Rare EGFR: p.E709_T710>D - 1258084

bolu
Posts:11

Hi,

First of all, thank you for this wonderful support forum.

My mom-in-law has NSCLC/adenocarcinoma with a very rare EGFR mutation, in exon 18 of the EGFR gene: p.E709_T710>D (a.k.a. delE709_T710insD, p.Glu709_Thr710delinsAsp, 2127_2129delAAC).

In this mutation, three nucleotides near the beginning of exon 18 (around the start of the tyrosine kinase domain) were removed: AAC. As a result, two amino acids in the EGFR protein, glutamic acid and threonine, were replaced with one, aspartic acid (on position 709).

Typical mutations in EGFR are L858R (exon 21) and exon 19 deletions. Afatinib (Gilotrif) was recently approved for those. For exon 20 it is known that Erlotinib (Tarceva) won't work.
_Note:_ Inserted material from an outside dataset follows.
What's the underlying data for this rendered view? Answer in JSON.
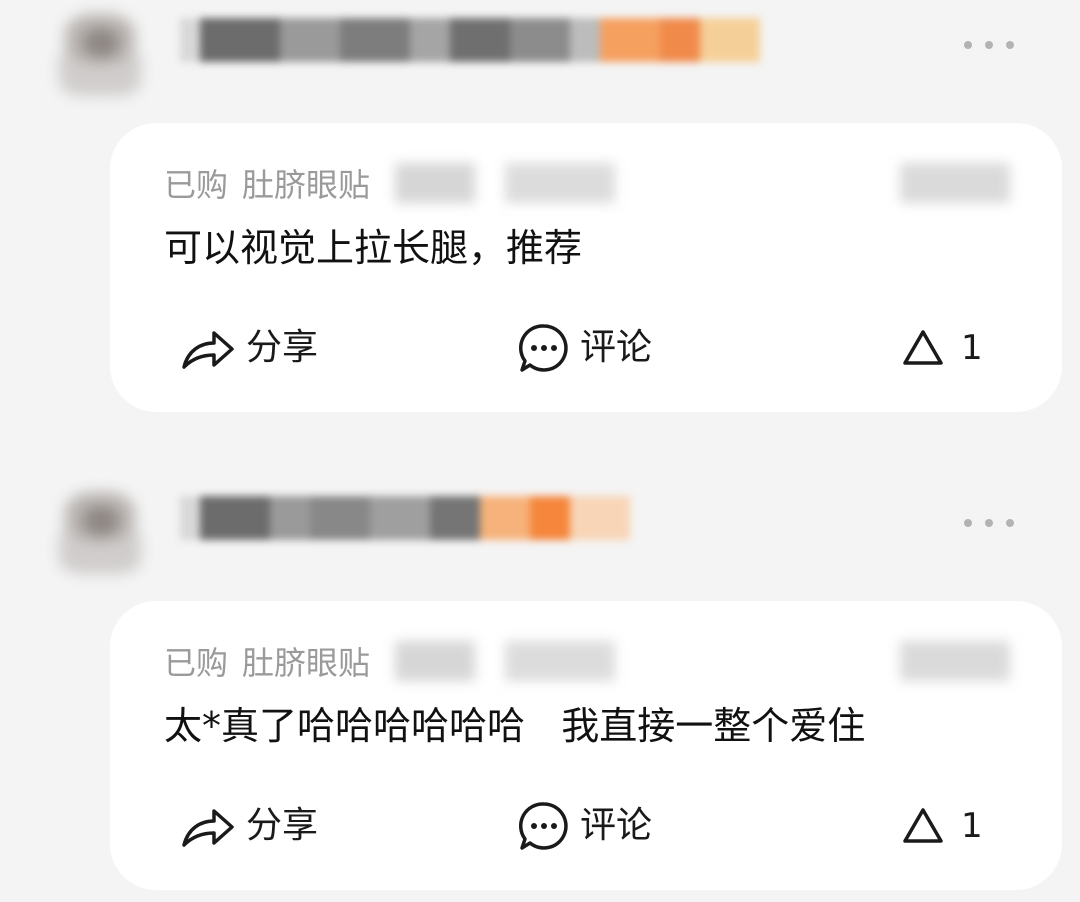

But what about exon 18 and its rare mutations??

Now, of course, I am wondering: can Erlotinib (Tarceva) work for our rare EGFR case? Would Afatinib (Gilotrif) work? Mom is currently on chemo and it would be great to switch to something else because the side effects are pretty bad (e.g. neuropathy in fingers).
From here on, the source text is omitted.